Good ones, y'all!  A lot of variety too!

I dutifully attempted to capture a bird image this week.  I pointed my camera at several and even mushed the shutter release a time or three, but just didn't feel like I got anything worth sharing (that may change tomorrow, but not likely to change today).

As I was packing my camera gear for a photo opportunity (aka fishing trip) tomorrow,  I decided to get a "bird" picture for this week's challenge.  As we've done so often in the challenges before, I looked for a "different" definition of bird.

We had a Carolina wren nest in a Philodendron by our front door.  One of the eggs did not hatch when the rest hatched about 2 months ago.  I've meant to photograph that egg for 2 months now, and this challenge finally motivated me to do it.  

Photographing the egg _in situ _didn't really work, so I removed it from the nest and put it on an off-white sheet of drawing paper that I borrowed from Little Critter (who kind of a medium-sized critter now...).

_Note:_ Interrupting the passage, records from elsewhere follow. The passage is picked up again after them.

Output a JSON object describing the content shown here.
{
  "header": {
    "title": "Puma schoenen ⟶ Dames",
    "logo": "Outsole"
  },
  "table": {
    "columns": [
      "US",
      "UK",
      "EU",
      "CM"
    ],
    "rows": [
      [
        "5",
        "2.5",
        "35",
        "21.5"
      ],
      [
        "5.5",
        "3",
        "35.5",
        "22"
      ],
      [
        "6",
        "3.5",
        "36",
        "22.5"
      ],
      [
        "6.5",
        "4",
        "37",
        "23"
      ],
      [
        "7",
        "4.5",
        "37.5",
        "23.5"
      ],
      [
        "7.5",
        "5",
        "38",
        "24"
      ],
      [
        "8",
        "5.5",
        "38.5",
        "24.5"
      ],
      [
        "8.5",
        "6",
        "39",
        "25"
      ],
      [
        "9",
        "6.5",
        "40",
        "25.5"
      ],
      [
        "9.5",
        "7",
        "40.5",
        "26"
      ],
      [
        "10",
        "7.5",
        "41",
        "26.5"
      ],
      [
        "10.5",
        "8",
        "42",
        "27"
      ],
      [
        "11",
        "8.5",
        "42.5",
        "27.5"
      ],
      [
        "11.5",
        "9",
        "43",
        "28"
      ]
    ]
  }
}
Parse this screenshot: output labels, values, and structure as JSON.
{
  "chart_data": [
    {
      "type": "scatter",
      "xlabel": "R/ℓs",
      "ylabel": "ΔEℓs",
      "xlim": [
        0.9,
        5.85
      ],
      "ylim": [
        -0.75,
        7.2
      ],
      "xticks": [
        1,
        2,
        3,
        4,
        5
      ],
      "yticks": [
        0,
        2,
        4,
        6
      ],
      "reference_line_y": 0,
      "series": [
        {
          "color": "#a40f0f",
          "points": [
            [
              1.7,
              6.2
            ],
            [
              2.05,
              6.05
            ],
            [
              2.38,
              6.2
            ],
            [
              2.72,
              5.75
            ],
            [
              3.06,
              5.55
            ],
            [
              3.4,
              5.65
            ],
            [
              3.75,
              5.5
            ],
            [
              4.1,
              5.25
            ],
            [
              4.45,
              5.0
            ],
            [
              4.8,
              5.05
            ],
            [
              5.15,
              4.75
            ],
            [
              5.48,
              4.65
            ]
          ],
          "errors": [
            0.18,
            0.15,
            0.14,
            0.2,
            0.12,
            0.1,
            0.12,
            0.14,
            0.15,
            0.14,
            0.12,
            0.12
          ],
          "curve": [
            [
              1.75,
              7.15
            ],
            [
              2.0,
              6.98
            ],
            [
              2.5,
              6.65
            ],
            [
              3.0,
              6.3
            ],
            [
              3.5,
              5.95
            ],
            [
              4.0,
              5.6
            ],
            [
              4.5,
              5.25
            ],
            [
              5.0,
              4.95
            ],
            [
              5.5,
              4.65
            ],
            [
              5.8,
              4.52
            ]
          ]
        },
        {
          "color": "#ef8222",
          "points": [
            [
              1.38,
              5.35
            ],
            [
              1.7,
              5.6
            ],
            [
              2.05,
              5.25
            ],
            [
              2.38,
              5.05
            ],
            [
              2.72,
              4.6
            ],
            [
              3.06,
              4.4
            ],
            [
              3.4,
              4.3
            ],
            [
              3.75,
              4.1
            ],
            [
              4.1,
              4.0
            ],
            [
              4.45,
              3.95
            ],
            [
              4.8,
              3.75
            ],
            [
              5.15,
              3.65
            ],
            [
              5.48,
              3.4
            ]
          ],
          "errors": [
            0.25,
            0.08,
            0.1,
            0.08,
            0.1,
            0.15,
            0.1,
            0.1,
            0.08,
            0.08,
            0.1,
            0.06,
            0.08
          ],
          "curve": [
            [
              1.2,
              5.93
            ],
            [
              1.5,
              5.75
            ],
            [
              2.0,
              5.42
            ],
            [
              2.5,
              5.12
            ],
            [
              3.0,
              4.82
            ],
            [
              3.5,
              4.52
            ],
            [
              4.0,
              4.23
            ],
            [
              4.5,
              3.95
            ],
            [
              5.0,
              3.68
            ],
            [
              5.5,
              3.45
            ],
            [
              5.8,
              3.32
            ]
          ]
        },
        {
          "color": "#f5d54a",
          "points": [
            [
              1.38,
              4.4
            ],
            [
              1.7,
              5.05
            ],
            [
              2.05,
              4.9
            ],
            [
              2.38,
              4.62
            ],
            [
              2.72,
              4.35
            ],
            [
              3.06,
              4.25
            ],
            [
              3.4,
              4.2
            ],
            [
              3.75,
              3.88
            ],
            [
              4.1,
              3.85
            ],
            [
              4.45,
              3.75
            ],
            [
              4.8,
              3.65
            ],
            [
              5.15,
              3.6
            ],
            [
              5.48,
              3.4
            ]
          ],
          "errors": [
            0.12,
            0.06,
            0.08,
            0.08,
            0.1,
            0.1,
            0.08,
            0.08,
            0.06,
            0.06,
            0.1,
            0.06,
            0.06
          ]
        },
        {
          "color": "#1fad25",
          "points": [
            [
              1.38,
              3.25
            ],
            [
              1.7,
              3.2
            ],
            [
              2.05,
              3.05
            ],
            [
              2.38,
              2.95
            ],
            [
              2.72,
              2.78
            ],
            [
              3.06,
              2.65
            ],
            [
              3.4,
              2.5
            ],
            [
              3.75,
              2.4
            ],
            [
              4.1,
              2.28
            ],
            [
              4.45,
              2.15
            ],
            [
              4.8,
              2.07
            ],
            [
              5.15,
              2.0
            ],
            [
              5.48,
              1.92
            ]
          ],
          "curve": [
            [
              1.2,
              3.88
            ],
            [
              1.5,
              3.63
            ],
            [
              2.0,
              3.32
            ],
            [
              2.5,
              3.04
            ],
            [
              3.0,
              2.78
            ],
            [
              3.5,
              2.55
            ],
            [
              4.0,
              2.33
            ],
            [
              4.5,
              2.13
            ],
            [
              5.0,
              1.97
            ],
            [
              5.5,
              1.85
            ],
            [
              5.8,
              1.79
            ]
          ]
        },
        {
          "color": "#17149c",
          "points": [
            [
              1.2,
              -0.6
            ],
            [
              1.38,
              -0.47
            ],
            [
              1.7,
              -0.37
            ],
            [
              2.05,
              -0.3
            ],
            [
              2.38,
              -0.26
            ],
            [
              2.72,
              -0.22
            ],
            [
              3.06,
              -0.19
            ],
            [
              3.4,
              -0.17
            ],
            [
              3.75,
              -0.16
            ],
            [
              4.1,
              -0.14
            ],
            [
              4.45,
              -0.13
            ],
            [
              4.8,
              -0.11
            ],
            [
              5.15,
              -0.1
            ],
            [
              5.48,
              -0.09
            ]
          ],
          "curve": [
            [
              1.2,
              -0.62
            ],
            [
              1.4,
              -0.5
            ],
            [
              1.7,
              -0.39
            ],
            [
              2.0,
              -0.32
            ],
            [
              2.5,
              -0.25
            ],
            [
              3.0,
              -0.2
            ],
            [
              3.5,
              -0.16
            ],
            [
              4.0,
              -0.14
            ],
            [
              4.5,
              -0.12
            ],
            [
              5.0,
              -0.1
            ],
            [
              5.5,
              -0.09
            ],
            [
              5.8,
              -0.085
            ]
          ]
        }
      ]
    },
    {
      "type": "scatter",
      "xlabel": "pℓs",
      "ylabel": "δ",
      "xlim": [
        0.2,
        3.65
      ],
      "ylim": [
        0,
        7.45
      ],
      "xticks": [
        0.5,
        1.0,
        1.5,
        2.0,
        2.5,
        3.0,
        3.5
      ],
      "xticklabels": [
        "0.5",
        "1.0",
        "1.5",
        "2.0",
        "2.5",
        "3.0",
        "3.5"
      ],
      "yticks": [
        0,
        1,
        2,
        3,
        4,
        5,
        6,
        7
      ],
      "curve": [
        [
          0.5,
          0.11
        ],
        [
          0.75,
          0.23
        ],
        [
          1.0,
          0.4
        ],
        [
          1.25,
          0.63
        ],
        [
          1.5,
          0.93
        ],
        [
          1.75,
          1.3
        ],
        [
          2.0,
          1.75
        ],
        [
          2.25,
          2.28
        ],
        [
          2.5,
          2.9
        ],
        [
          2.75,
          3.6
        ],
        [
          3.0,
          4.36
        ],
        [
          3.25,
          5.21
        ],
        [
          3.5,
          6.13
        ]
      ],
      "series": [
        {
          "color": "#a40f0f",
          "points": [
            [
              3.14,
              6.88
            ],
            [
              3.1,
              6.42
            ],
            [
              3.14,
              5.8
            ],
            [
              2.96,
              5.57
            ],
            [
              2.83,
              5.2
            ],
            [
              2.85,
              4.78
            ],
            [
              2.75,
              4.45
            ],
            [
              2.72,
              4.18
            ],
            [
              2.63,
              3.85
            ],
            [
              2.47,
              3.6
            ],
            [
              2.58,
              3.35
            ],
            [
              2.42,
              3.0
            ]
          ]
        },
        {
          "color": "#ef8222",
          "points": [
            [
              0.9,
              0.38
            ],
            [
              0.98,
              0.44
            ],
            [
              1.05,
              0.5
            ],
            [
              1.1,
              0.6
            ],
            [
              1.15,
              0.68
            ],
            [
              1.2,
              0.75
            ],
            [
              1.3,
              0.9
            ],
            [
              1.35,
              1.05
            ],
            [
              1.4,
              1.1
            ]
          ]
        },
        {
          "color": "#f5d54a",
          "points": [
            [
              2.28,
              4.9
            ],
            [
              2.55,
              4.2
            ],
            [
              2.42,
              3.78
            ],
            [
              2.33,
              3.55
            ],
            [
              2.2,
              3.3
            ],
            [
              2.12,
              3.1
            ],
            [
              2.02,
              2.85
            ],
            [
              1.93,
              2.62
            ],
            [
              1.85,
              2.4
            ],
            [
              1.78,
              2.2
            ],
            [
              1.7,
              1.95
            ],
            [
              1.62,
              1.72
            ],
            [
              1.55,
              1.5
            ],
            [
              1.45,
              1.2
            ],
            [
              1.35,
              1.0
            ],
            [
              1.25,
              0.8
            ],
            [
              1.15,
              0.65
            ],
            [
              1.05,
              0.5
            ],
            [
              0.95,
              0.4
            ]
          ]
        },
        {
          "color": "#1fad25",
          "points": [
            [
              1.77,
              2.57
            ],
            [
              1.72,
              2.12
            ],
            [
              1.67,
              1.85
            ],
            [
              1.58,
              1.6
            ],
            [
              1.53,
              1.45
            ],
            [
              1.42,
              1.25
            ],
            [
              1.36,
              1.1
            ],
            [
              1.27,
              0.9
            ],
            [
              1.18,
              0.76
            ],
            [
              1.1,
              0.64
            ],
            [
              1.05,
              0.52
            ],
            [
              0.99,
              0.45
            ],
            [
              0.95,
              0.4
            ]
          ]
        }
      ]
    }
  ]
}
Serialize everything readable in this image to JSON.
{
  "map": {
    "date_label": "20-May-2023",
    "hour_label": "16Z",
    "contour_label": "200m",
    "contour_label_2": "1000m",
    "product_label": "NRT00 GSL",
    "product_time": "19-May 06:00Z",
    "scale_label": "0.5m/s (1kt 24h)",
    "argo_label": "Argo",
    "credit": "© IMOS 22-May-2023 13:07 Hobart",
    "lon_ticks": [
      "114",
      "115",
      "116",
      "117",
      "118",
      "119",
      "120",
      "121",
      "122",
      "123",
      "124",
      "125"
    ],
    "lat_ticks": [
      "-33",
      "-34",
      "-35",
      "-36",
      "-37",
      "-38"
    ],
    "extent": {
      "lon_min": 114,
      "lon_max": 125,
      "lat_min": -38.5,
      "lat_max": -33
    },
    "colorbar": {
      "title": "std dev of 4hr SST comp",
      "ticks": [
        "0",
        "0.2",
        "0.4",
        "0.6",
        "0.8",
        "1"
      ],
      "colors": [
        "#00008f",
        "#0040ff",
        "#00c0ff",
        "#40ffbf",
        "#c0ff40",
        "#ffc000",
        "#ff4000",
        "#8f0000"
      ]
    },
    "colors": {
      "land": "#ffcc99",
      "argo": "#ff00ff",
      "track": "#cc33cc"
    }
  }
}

I upended a 5-gallon bucket on a wagon in the door of the garage & propped that off-white paper up with a closed-face reel that needs mounting on a rod (but that's another story) so that the paper had a nice, gentle curve.  Sitting just inside the garage, I had a nice, soft even light with the main light coming from my right.

Then I put the egg on the paper and put my camera on a tripod.  I shot it several ways, natural light, full-strength flash, etc.

I ended up liking it best when I used my flash (with the built-diffuser out and the built-in bounce card up) as the main light off-camera to the left.

Nikon D300s, Lester A. Dine 105 mm, f/8, 1/350th second, ISO 200, f/16, flash off-camera to the left with diffuser & reflector as main light at - 1/3, tripod, slight crop, a piece of stuck moss or hair photoshopped off the top.


----------



## LOVEMYLABXS (Jul 25, 2015)

rip18 said:


> Good ones, y'all!  A lot of variety too!
> 
> I dutifully attempted to capture a bird image this week.  I pointed my camera at several and even mushed the shutter release a time or three, but just didn't feel like I got anything worth sharing (that may change tomorrow, but not likely to change today).
> 
> ...




Well rip that's what I'd call thinking out of the NEST  nice job.


----------



## wvdawg (Jul 25, 2015)

Great interpretation and a wonderful set up and shot.  Thanks Rip!


----------



## wvdawg (Jul 26, 2015)

Pretty good challenge start - still time to take a shot on the first week's theme - BIRD - and get it posted in this thread.  Any theme photo taken last Sunday thru today 7/26 meets the challenge requirements. Thanks all.  Look for week #2 theme today!


----------